WeWork operated 44.8 million rentable square feet in flexible workspaces as of 2021, including 1% of the total commercial office stock in New York City, according to filings with the Securities and Exchange Commission. Yet the company fell from a $47 billion valuation to a $4 billion valuation after a failed public offering in 2019, which occurred amid reports of mismanagement that later resulted in Neumann’s ouster — although he still managed to exit the firm with hundreds of millions of dollars.
Venture capital firm Andreessen Horowitz, co-founded by software entrepreneur Marc Andreessen, nevertheless cut Neumann a $350 million check for residential real estate company Flow, according to a report from The New York Times. The funds constitute the largest individual investment Andreessen Horowitz has granted in a single round of funding and places Flow above a $1 billion valuation.
Flow will operate the 3,000 apartment units Neumann owns in Miami, Fort Lauderdale, Atlanta, and Nashville starting in 2023, although specifics about the company’s business plan remain unknown. In a blog post explaining the investment, Andreessen implied that Flow will seek to address pain points in the real estate market often faced by younger Americans.
“The demographic trends driving America’s housing market are impossible to ignore: our country is creating households faster than we’re building houses,” Andreessen wrote. “Structural shortages in available homes for sale push housing prices higher, while young people are staying single for longer and increasingly concentrating in highly desirable urban centers. These factors put enormous pressure on rents in the nation’s most dynamic cities, starkly revealing the troubling realities of both sides of the housing market’s two historical models.”
Despite past controversy, Andreessen expressed confidence in Neumann’s leadership. “We think it is natural that for his first venture since WeWork, Adam returns to the theme of connecting people through transforming their physical spaces and building communities where people spend the most time: their homes,” he continued. “Residential real estate — the world’s largest asset class — is ready for exactly this change.”
Indeed, rent in many large cities continues to rise amid low inventories and broader constraints in the housing market. Average rent in the New York City borough of Manhattan, for example, surpassed $5,000 in the month of June, according to a recent report from real estate appraisal firm Miller Samuel.
The market for single-family homes is likewise experiencing disruptions due to rising mortgage rates and persistent shortfalls in supply. The National Association of Home Builders’ Housing Market Index fell by six points in August to 49, marking the first time since the spring of 2020 that the metric has fallen below the breakeven value of 50 — thereby indicating a “housing recession.”

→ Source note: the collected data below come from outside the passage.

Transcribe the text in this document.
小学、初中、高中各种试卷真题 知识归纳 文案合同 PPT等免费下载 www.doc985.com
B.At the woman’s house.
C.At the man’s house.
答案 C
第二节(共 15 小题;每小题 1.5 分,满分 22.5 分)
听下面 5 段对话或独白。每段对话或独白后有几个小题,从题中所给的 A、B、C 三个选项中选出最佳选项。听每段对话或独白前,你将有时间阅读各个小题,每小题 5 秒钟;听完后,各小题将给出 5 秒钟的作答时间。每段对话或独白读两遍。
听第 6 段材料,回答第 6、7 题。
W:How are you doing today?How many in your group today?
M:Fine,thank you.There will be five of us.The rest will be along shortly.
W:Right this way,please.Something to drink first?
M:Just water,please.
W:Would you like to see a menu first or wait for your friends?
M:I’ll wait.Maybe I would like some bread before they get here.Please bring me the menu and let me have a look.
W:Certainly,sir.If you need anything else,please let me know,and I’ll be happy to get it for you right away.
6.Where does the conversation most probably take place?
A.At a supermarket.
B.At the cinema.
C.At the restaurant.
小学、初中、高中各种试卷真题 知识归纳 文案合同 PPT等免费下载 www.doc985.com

“Ongoing growth in construction costs and high mortgage rates continue to weaken market sentiment for single-family home builders,” NAHB Chairman Jerry Konter said in a press release. Mortgage rates began climbing at the beginning of 2022, according to data from government-backed mortgage enterprise Freddie Mac, with 30-year fixed rates beginning at slightly over 3% in January and surging to over 5% as of Thursday.